Ms. Baer is the first person in agency history to manage all of the major Port Authority airports. She was appointed General Manager of LaGuardia Airport in 1994, General Manager of New Jersey Airports (Newark and Teterboro) in June 1998, and General Manager of Kennedy Airport in 2007. She was named Deputy Director/Chief Operating Officer of the Aviation Department in 2008 and became Director of Aviation on September 25, 2009.

Ms. Baer is active in the communities surrounding the airports, serving on the Board of Vaughn College of Aeronautics and the Newark Museum. In addition, she was one of only three airport representatives among the 19 members of the Future of Aviation Advisory Committee created by U.S. Transportation Secretary Ray LaHood, and she is a member of the NextGen Advisory Committee—one of just two airport operators on this advisory panel to the Federal Aviation Administration. She has been honored by the New Jersey AFL-CIO; the Newark International Airport Airline Managers Association; the Newark Regional Business Partnership; Barnard College; the YWCA of New York; the Boy Scouts, and the Aviation Institute, among others.

Ms. Baer holds a bachelor’s degree in urban studies and anthropology from Barnard College and a master’s degree in business administration from New York University. She resides in Upper Montclair, New Jersey, with her husband and three children.


Note from Webmaster: Susan passed away yesterday and as no information is available yet, I thought it would be appropriate that I post her Bio and a message from the PA until I get the Obituary information.  May she rest in peace.


A Message from the Port Authority of New York and New Jersey
on the Life and Career of Susan Baer

Susan M. Baer, who shattered longstanding gender barriers at the Port

Authority of New York and New Jersey by becoming the agency’s first female aviation director after becoming the only person to manage all three major NYC metropolitan area airports, died on Tuesday, August 9, 2016. She was 65.

Ms. Baer, a natural leader who was persuasive without ever being overbearing and firm without ever making others feel threatened, was compassionate to her core. Her illustrious transportation career that spanned four decades began at the Panama Canal with a non-governmental agency, where she worked until the United States turned the facility over to the Panamanians.

After returning to the United States, Ms. Baer started her 37-year tenure with the Port Authority in 1976, managing the Port Authority Bus Terminal and the Lincoln Tunnel before moving to the agency’s Aviation Department, where she would leave her greatest mark on the agency and the region, holding every top job in the nation’s largest aviation system. She was the first female appointed as general manager to - in succession - LaGuardia, Newark Liberty International and John F. Kennedy International airports, before being named Aviation Director in 2009. Succeeding at a time when the Port Authority was a male-dominated agency, Ms. Baer understood the importance of being a role model and mentored other women who would eventually follow in her leadership roles at the airports.
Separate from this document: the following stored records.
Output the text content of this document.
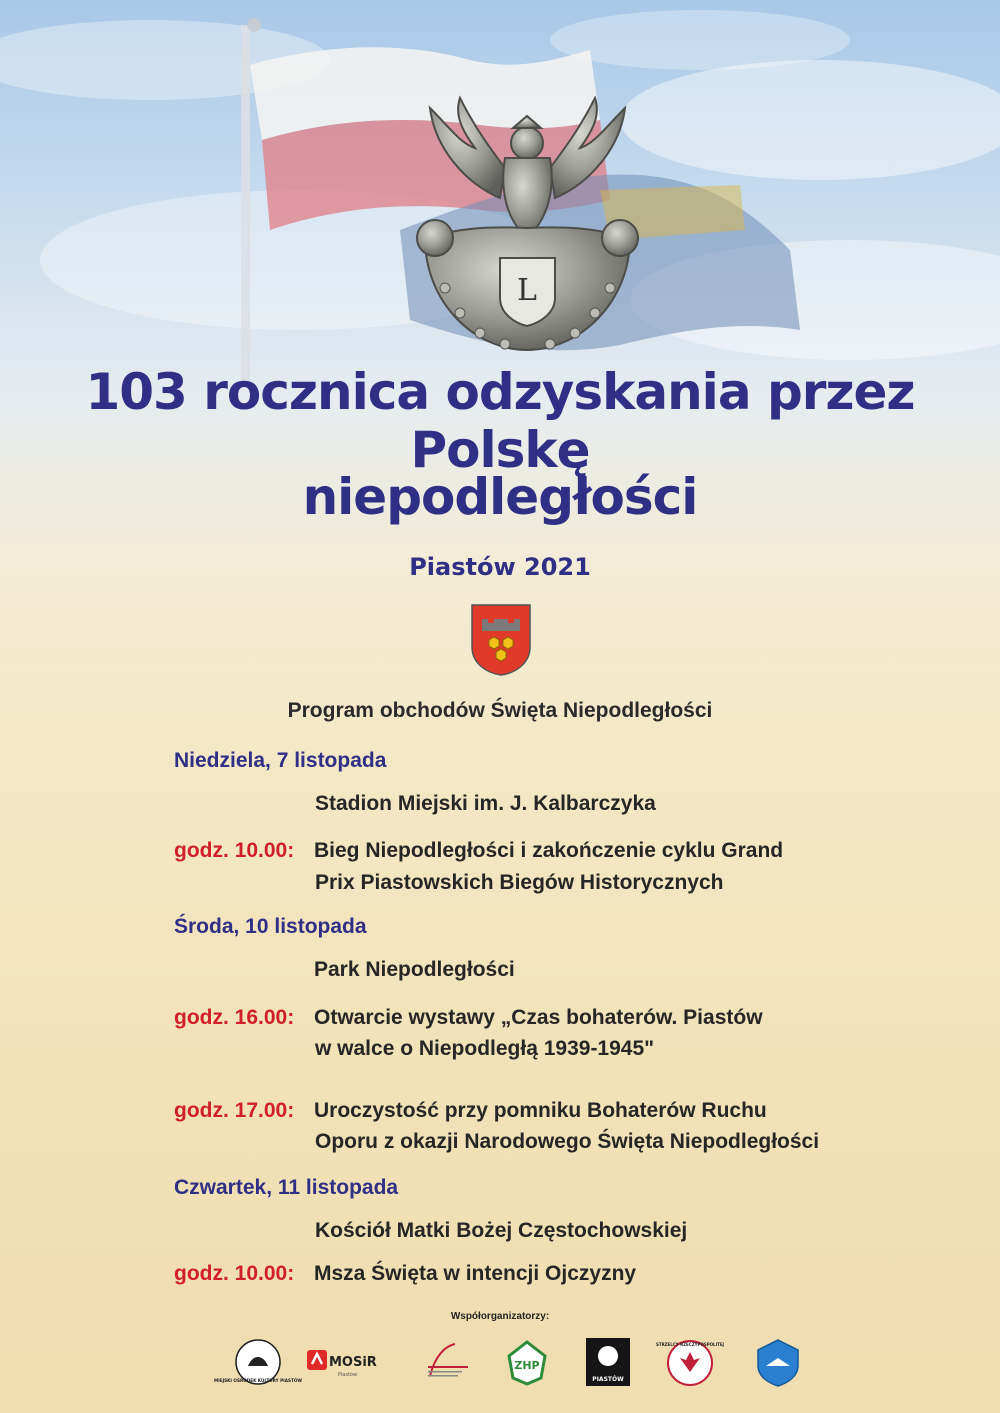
L
103 rocznica odzyskania przez Polskę
niepodległości
Piastów 2021
Program obchodów Święta Niepodległości
Niedziela, 7 listopada
Stadion Miejski im. J. Kalbarczyka
godz. 10.00: Bieg Niepodległości i zakończenie cyklu Grand
Prix Piastowskich Biegów Historycznych
Środa, 10 listopada
Park Niepodległości
godz. 16.00: Otwarcie wystawy „Czas bohaterów. Piastów
w walce o Niepodległą 1939-1945"
godz. 17.00: Uroczystość przy pomniku Bohaterów Ruchu
Oporu z okazji Narodowego Święta Niepodległości
Czwartek, 11 listopada
Kościół Matki Bożej Częstochowskiej
godz. 10.00: Msza Święta w intencji Ojczyzny
Współorganizatorzy:
MIEJSKI OŚRODEK KULTURY PIASTÓW
MOSiR
Piastów
ZHP
PIASTÓW
STRZELCY RZECZYPOSPOLITEJ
“The first is fine, but I don’t want to be the only,” Ms. Baer told USA Today in a 2013 interview about her career and role as the agency’s first woman aviation director. “What I’ve tried to do with it is give other women opportunities and that’s something all women should be doing. It was hard for us to get here but we ought to be making it easier for the people who are coming behind us.”

Patrick J. Foye, Executive Director of the Port Authority of New York and New Jersey said, “Sue Baer's career was one of many firsts; first woman to run many of our major transportation facilities and first female Director of Aviation. She left a legacy of professionalism, integrity and leadership at the Port Authority. Her colleagues responded to her service with fierce loyalty. Sue was a great public servant.”

Airport modernization efforts, including overseeing the revamping of old and building of new terminals at Newark Liberty and Kennedy airports, was one of Ms. Baer’s priorities. She had a ready response for those who asked her when all the work would finally be done.

“I tell them: I hope never, because that means we’ve stopped working and we’re not really meeting the needs of the future,” Ms. Baer also told USA Today. “You’ve always got to be doing something.”